Announcing 2015 NACOLE Award and Scholarship Recipients
NACOLE is pleased to announce the recipients of its 2015 Flame Award and Achievement in Oversight Awards. They are:
 Charles D. Reynolds, recipient of the 2015 Flame Award, is a court-appointed consent decree monitor, a former chief of police in five communities, a past-president of an international police executive organization, a recognized expert on police organizational and management issues, and a past NACOLE board member.
 St. Louis City Aldermen Terry Kennedy and Antonio French serve their community with distinction as elected representatives of their wards on the Board of Aldermen and are together recipients of one of this year’s Achievement in Oversight awards.
 Samara Marion, a policy analyst and staff lawyer with the San Francisco Office of Citizen Complaints, is a recipient of the second Achievement in Oversight award.

NACOLE is also pleased to announce the recipients of the 2015 Scholarship Awards in the following categories:
 Founders’ Community Scholarship Award: Deborah Jacobs, Melissa Smith, Olga Orraca, Torin Jacobs
 Presidents’ Scholarship Award: Lynn Erickson, Marielle Moore
 Membership Scholarship Award: Richard Olquin, Aisha Miles
BART Police Department Adopts Transgender Policy
As a result of a recommendation made by its Civilian Review Board, the Bay Area Rapid Transit (BART) Police Department adopted a policy on interactions with individuals identifying as transgender.
 The policy aims to increase awareness among officers and to support the need for all members of the community to be treated fairly and with respect.
NACOLE Attends 39th Annual NOBLE Conference in Indianapolis
 NACOLE President Brian Buchner and Cameron McEllhiney, NACOLE’s Director of Training & Education, attended the 39th Annual Conference of the National Black Law Enforcement Executives (NOBLE) in Indianapolis, Indiana.
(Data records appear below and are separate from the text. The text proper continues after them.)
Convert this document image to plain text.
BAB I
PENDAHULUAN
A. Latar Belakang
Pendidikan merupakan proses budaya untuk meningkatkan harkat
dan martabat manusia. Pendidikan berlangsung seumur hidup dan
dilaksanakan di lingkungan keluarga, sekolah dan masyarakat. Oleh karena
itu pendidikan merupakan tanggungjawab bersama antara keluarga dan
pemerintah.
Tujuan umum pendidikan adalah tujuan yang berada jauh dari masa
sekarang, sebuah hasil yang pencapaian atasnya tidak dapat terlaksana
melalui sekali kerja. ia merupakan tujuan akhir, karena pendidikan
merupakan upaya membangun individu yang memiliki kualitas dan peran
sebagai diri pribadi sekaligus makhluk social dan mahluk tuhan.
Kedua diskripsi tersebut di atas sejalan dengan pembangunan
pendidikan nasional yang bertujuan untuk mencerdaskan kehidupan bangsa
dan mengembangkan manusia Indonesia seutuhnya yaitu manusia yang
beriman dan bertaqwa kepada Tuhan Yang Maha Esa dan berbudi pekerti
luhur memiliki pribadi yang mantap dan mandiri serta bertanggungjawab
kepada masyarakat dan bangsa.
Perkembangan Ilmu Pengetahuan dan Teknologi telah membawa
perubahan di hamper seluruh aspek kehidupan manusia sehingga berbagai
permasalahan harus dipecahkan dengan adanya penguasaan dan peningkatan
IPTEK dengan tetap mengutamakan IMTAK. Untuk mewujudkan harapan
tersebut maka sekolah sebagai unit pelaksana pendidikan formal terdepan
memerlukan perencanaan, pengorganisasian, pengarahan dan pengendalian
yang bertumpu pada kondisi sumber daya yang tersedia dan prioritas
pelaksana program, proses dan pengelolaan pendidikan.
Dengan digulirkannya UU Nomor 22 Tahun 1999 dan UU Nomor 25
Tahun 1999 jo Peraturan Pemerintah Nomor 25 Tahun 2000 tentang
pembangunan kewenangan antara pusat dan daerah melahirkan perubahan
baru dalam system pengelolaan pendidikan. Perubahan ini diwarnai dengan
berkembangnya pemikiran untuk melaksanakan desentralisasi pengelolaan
NOBLE invited Mr. Buchner to participate in the Opening Plenary Session where the Attorney General for the U.S. Department of Justice Loretta Lynch delivered the Keynote address. As an invited guest, NACOLE was also given free booth space in the Exhibition Hall, which turned out to be a great opportunity to meet and speak with law enforcement officials and NOBLE members about NACOLE and civilian oversight. It was a good opportunity to build a relationship with NOBLE and its members, as there is alignment between what NOBLE and NACOLE have been working toward for many years. NOBLE’s 40th anniversary conference will be held in 2016 in Washington, DC. More information about NOBLE is available on its website, www.noblenational.org.